My father left for Road Camp in late March and my eldest brother in May. The curfew made it difficult for my mother to go bid farewell to friends when the rest of us were told to leave in September. My piano teacher’s family urged my mother to stay behind and “gambaru,” but she said she wanted to keep the family together. On our street there were two other Japanese families (all women) who had moved in together for company. My mother went to some office on Powell Street and asked that we leave for Lemon Creek with them since to be the only Japanese family left on Georgia Street was daunting.

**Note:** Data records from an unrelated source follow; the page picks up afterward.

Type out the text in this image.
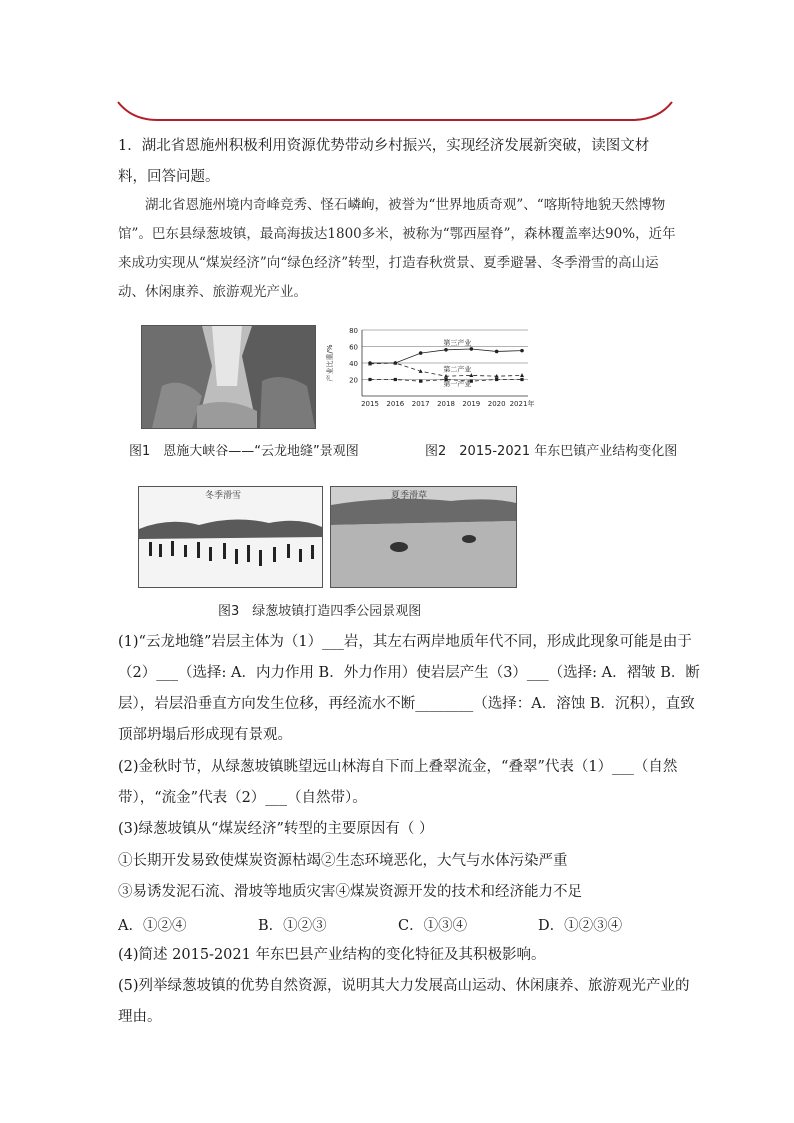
1．湖北省恩施州积极利用资源优势带动乡村振兴，实现经济发展新突破，读图文材料，回答问题。

湖北省恩施州境内奇峰竞秀、怪石嶙峋，被誉为“世界地质奇观”、“喀斯特地貌天然博物馆”。巴东县绿葱坡镇，最高海拔达1800多米，被称为“鄂西屋脊”，森林覆盖率达90%，近年来成功实现从“煤炭经济”向“绿色经济”转型，打造春秋赏景、夏季避暑、冬季滑雪的高山运动、休闲康养、旅游观光产业。

20
40
60
80
产业比重/%
2015 2016 2017 2018 2019 2020 2021年
第三产业
第二产业
第一产业
图1　恩施大峡谷——“云龙地缝”景观图	图2　2015-2021 年东巴镇产业结构变化图
冬季滑雪	夏季滑草
图3　绿葱坡镇打造四季公园景观图
(1)“云龙地缝”岩层主体为（1）___岩，其左右两岸地质年代不同，形成此现象可能是由于
（2）___（选择: A．内力作用 B．外力作用）使岩层产生（3）___（选择: A．褶皱 B．断
层），岩层沿垂直方向发生位移，再经流水不断________（选择：A．溶蚀 B．沉积），直致
顶部坍塌后形成现有景观。
(2)金秋时节，从绿葱坡镇眺望远山林海自下而上叠翠流金，“叠翠”代表（1）___（自然
带），“流金”代表（2）___（自然带）。
(3)绿葱坡镇从“煤炭经济”转型的主要原因有（ ）
①长期开发易致使煤炭资源枯竭②生态环境恶化，大气与水体污染严重
③易诱发泥石流、滑坡等地质灾害④煤炭资源开发的技术和经济能力不足
A．①②④	B．①②③	C．①③④	D．①②③④
(4)简述 2015-2021 年东巴县产业结构的变化特征及其积极影响。
(5)列举绿葱坡镇的优势自然资源，说明其大力发展高山运动、休闲康养、旅游观光产业的
理由。
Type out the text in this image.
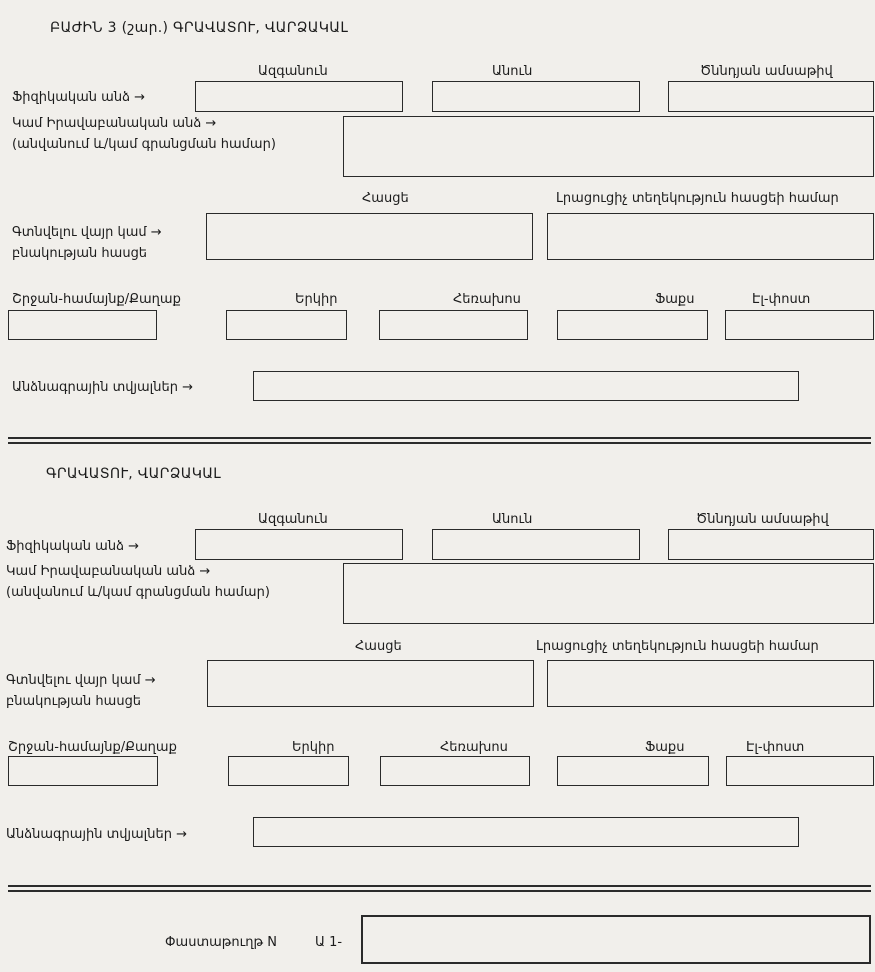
ԲԱԺԻՆ 3 (շար.) ԳՐԱՎԱՏՈՒ, ՎԱՐՁԱԿԱԼ
Ազգանուն	Անուն	Ծննդյան ամսաթիվ
Ֆիզիկական անձ →
Կամ Իրավաբանական անձ →
(անվանում և/կամ գրանցման համար)
Հասցե	Լրացուցիչ տեղեկություն հասցեի համար
Գտնվելու վայր կամ →
բնակության հասցե
Շրջան-համայնք/Քաղաք	Երկիր	Հեռախոս	Ֆաքս	Էլ-փոստ
Անձնագրային տվյալներ →
ԳՐԱՎԱՏՈՒ, ՎԱՐՁԱԿԱԼ
Ազգանուն	Անուն	Ծննդյան ամսաթիվ
Ֆիզիկական անձ →
Կամ Իրավաբանական անձ →
(անվանում և/կամ գրանցման համար)
Հասցե	Լրացուցիչ տեղեկություն հասցեի համար
Գտնվելու վայր կամ →
բնակության հասցե
Շրջան-համայնք/Քաղաք	Երկիր	Հեռախոս	Ֆաքս	Էլ-փոստ
Անձնագրային տվյալներ →
Փաստաթուղթ N	Ա 1-
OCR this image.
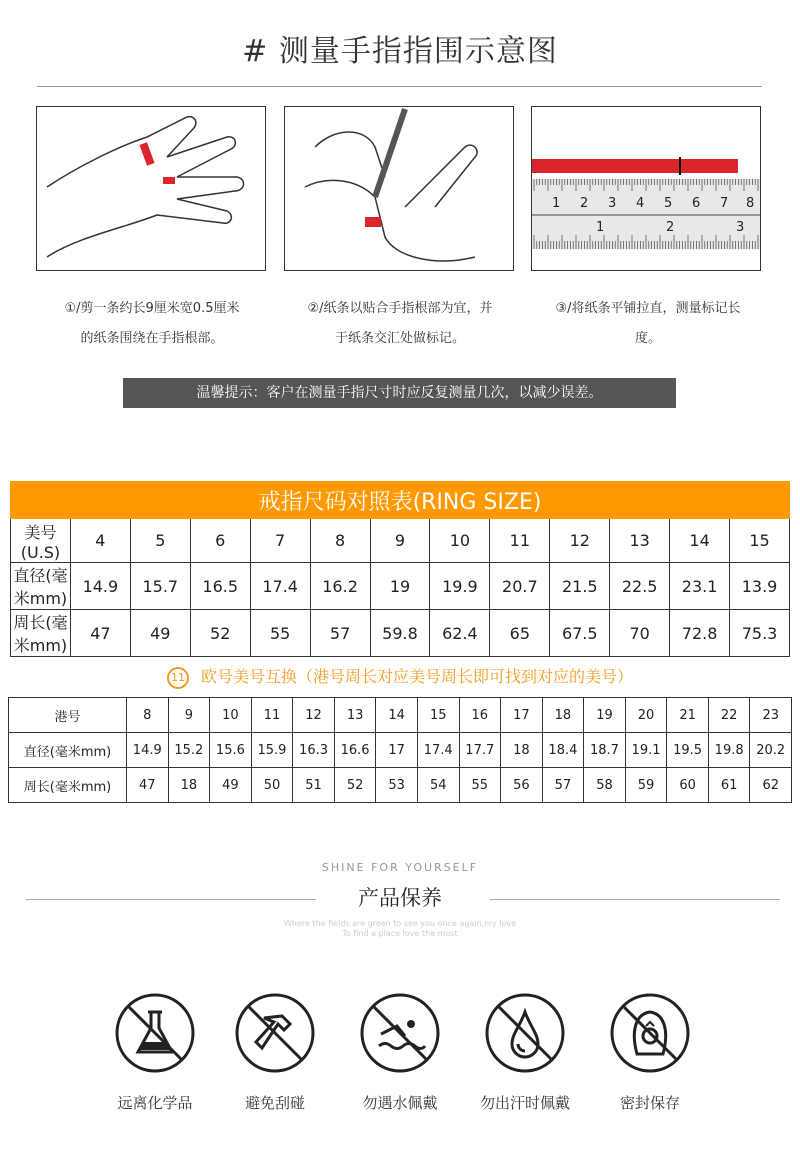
# 测量手指指围示意图
1 2 3 4 5 6 7 8
1	2	3
①/剪一条约长9厘米宽0.5厘米
的纸条围绕在手指根部。
②/纸条以贴合手指根部为宜，并
于纸条交汇处做标记。
③/将纸条平铺拉直，测量标记长
度。
温馨提示：客户在测量手指尺寸时应反复测量几次，以减少误差。
戒指尺码对照表(RING SIZE)												
美号(U.S)	4	5	6	7	8	9	10	11	12	13	14	15
直径(毫米mm)	14.9	15.7	16.5	17.4	16.2	19	19.9	20.7	21.5	22.5	23.1	13.9
周长(毫米mm)	47	49	52	55	57	59.8	62.4	65	67.5	70	72.8	75.3
11 欧号美号互换（港号周长对应美号周长即可找到对应的美号）
港号	8	9	10	11	12	13	14	15	16	17	18	19	20	21	22	23
直径(毫米mm)	14.9	15.2	15.6	15.9	16.3	16.6	17	17.4	17.7	18	18.4	18.7	19.1	19.5	19.8	20.2
周长(毫米mm)	47	18	49	50	51	52	53	54	55	56	57	58	59	60	61	62
SHINE FOR YOURSELF
产品保养
Where the fields are green to see you once again,my love
To find a place love the most
远离化学品	避免刮碰	勿遇水佩戴	勿出汗时佩戴	密封保存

The neighbours received their orders but we didn’t. Then at the last minute we did. University student Teiso Uyeno, the son of my father’s closest friend came by to help. After he left, mother ordered my fifteen-year old brother to put a box around the wood-burning kitchen stove. My mother had scrimped and saved for several years to buy it and to leave it behind was more than she could bear. Although my brother insisted that we would never be allowed to take the stove, she won the argument and it was put to good use throughout our days in Lemon Creek.

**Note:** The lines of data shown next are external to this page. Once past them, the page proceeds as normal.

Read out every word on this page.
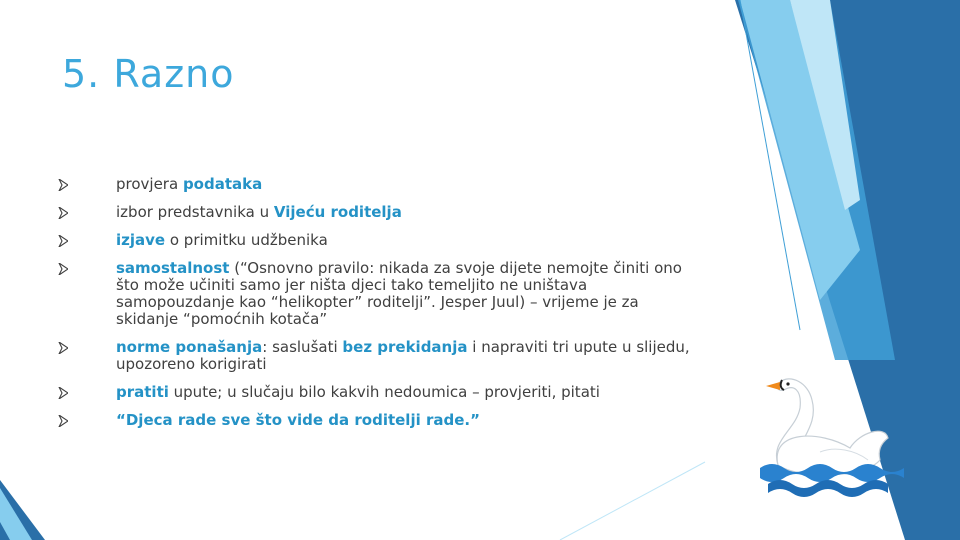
5. Razno
provjera podataka
izbor predstavnika u Vijeću roditelja
izjave o primitku udžbenika
samostalnost (“Osnovno pravilo: nikada za svoje dijete nemojte činiti ono što može učiniti samo jer ništa djeci tako temeljito ne uništava samopouzdanje kao “helikopter” roditelji”. Jesper Juul) – vrijeme je za skidanje “pomoćnih kotača”
norme ponašanja: saslušati bez prekidanja i napraviti tri upute u slijedu, upozoreno korigirati
pratiti upute; u slučaju bilo kakvih nedoumica – provjeriti, pitati
“Djeca rade sve što vide da roditelji rade.”
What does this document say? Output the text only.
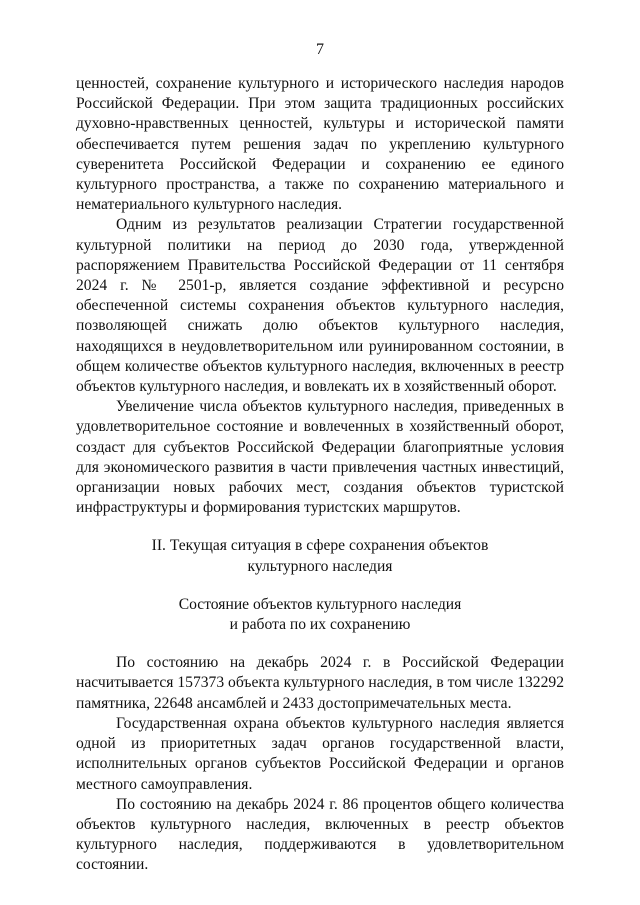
7

ценностей, сохранение культурного и исторического наследия народов Российской Федерации. При этом защита традиционных российских духовно-нравственных ценностей, культуры и исторической памяти обеспечивается путем решения задач по укреплению культурного суверенитета Российской Федерации и сохранению ее единого культурного пространства, а также по сохранению материального и нематериального культурного наследия.

Одним из результатов реализации Стратегии государственной культурной политики на период до 2030 года, утвержденной распоряжением Правительства Российской Федерации от 11 сентября 2024 г. № 2501-р, является создание эффективной и ресурсно обеспеченной системы сохранения объектов культурного наследия, позволяющей снижать долю объектов культурного наследия, находящихся в неудовлетворительном или руинированном состоянии, в общем количестве объектов культурного наследия, включенных в реестр объектов культурного наследия, и вовлекать их в хозяйственный оборот.

Увеличение числа объектов культурного наследия, приведенных в удовлетворительное состояние и вовлеченных в хозяйственный оборот, создаст для субъектов Российской Федерации благоприятные условия для экономического развития в части привлечения частных инвестиций, организации новых рабочих мест, создания объектов туристской инфраструктуры и формирования туристских маршрутов.

II. Текущая ситуация в сфере сохранения объектов

культурного наследия

Состояние объектов культурного наследия

и работа по их сохранению

По состоянию на декабрь 2024 г. в Российской Федерации насчитывается 157373 объекта культурного наследия, в том числе 132292 памятника, 22648 ансамблей и 2433 достопримечательных места.

Государственная охрана объектов культурного наследия является одной из приоритетных задач органов государственной власти, исполнительных органов субъектов Российской Федерации и органов местного самоуправления.

По состоянию на декабрь 2024 г. 86 процентов общего количества объектов культурного наследия, включенных в реестр объектов культурного наследия, поддерживаются в удовлетворительном состоянии.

The morning we left Vancouver, our Italian neighbour invited us all for breakfast. Due to the inability to communicate, there had been little interaction between the families except for sharing our home-grown vegetables, and the children playing with each other. I thought it was strange that we actually were in their house!
However, as the hours passed the next day and the hour was approaching for our departure when we had to leave for the CPR Railway station, the young men who were supposed to pick up our luggage had not come. But an ex-samurai (or descendant) came to the rescue! Mr. Okimura, a neighbour, a man too elderly to have been sent to a road camp came to check on us and realized our problem. He quickly found a solution. He located a Chinese vegetable hauler with a rickety old truck, loaded our baggage, and off they went. He soon returned to tell my mother not to worry. He had seen to it that our baggage was loaded on the train.